The result historically has been that many people defined the biosphere as they did each other, which was always as though it were a separate entity from them and, therefore, ripe for exploitation. Therefore, only when we change our relationship with each other and see ourselves cooperatively will we also see the biosphere and our relationship with it differently than we do now.

If we are to see ourselves as a single human entity, then we need to see our bio-sphere cooperatively as our partner and the one from whom we obtain our natural existence and, therefore, the one to whom we owe our primary allegiance, because it can exist without us but we can not exist without it. When the biosphere is seen as the source of all life and we an extension of it, then we will also come to realize that it was never naturally an extension of us politically but instead we where an extension of it naturally.

When we come to see ourselves as an extension of the biosphere, we will also come to see that our political borders were never natural and only politically self-serving to those that controlled those borders, which resulted in controlling the personal capabilities of the people within them. Life’s natural resources must be seen as intended for all of us to enjoy and not just the few that politically or economically dominate them for their own purposes by politically trying to limit the access of the people and their capabilities to the political limits imposed upon them.

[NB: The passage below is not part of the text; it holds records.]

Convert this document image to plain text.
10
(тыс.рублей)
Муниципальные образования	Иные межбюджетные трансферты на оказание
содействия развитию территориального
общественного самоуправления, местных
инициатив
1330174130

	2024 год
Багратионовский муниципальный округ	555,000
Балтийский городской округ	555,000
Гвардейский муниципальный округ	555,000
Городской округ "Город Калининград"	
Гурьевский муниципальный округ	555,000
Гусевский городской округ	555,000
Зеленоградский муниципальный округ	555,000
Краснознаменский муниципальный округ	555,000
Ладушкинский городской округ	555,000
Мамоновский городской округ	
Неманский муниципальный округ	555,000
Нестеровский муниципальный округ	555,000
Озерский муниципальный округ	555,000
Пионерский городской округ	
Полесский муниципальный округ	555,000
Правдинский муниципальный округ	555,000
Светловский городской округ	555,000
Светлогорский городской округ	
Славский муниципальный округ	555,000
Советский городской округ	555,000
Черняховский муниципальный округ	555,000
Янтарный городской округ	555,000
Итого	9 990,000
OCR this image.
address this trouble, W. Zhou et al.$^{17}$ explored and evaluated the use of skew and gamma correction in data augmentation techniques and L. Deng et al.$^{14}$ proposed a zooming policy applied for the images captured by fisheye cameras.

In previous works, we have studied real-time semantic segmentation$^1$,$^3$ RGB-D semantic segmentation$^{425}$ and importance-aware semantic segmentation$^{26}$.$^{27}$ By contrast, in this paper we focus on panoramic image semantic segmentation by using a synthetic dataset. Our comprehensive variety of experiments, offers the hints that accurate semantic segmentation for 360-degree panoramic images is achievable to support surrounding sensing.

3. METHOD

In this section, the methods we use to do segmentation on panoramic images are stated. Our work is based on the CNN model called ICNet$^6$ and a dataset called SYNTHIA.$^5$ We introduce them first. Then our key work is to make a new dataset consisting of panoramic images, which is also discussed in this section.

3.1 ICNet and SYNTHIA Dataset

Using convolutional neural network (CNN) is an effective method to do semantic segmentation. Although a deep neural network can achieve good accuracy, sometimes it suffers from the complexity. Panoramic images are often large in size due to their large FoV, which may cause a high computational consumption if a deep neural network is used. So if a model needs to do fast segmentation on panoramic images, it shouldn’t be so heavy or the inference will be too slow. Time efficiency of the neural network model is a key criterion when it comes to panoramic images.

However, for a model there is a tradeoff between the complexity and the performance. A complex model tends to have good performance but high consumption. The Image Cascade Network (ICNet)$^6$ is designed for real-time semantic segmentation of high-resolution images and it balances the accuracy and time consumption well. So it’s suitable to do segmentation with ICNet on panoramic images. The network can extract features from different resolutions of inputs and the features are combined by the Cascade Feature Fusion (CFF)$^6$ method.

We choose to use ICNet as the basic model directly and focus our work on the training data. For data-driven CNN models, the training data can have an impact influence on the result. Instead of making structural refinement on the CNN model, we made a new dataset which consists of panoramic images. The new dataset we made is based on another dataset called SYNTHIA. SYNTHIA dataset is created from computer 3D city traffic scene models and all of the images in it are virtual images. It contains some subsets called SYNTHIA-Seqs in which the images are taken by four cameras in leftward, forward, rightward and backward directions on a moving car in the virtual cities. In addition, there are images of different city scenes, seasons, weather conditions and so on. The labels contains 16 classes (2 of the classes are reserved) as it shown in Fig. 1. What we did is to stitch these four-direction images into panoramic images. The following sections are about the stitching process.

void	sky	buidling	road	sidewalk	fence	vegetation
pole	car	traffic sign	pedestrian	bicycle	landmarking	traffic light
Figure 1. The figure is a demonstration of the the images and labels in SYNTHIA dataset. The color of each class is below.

(pt8) The Social Entrustment System

What we the people need is a way to control our own destinies. We need at our disposal a mechanism that we control and that not only works for us but also exists only for us. It would have to be able to function in a sustainable way within itself as well as with the natural world in which it finds itself. The way to organize ourselves in a sustainable way with the natural world as well as with each other would be to form ourselves into a new form of government entity that I call social trusts. This new kind of government system would have to be able to exist in conjunction with our existing government structures. It would have to be easy to form as well as be both voluntary and temporary.

The structure that came to mind was a trust because trusts are inherently voluntary and temporary as well as being self-administrative and cooperative by nature. When we normally think of a trust we think of someone’s money being held in trust by a trustee hired to administer it. The difference between existing forms of trusts and social trusts would be that existing trusts are administrative trusts that are limited to a particular function like holding in trust property for particular purposes. A social trust would expand the concept of the trust to the level of self-governance. This would allow the public to form their own internal government in the form of social trusts for all of their public problems.

A social trust would entrust the relationships of its members to one another so that they would be able to provide themselves with a common good or service. These social trusts would be cooperative trusts that would entrust our social relationships to one another’s service.  Social trusts would be a new form of government that would only be entrusted. They would be formed to maintain the entrusted relationships made by people to each other. Each social trust would last only as long as the need for the relationship continued.

A social trust would be an autonyms self-governing entity whose internal activities would be self-managed by the membership. The activities within social trusts would be taxed collectively to the municipal and state in whose jurisdiction they would reside. This would allow the members of a social trust to provide themselves with the thing that they were entrusted for first and then collectively pay taxes to those entities that would require them.

Within a social trust its members could organize themselves in any way that they wished for themselves. A social trust in its civil trust form would be the most local and direct form of government that a person would be affiliated with, which would give them the most direct control. A social trust as a political trust would allow people to organize themselves politically in a vertical non-local way with others collectively that would be unique too themselves.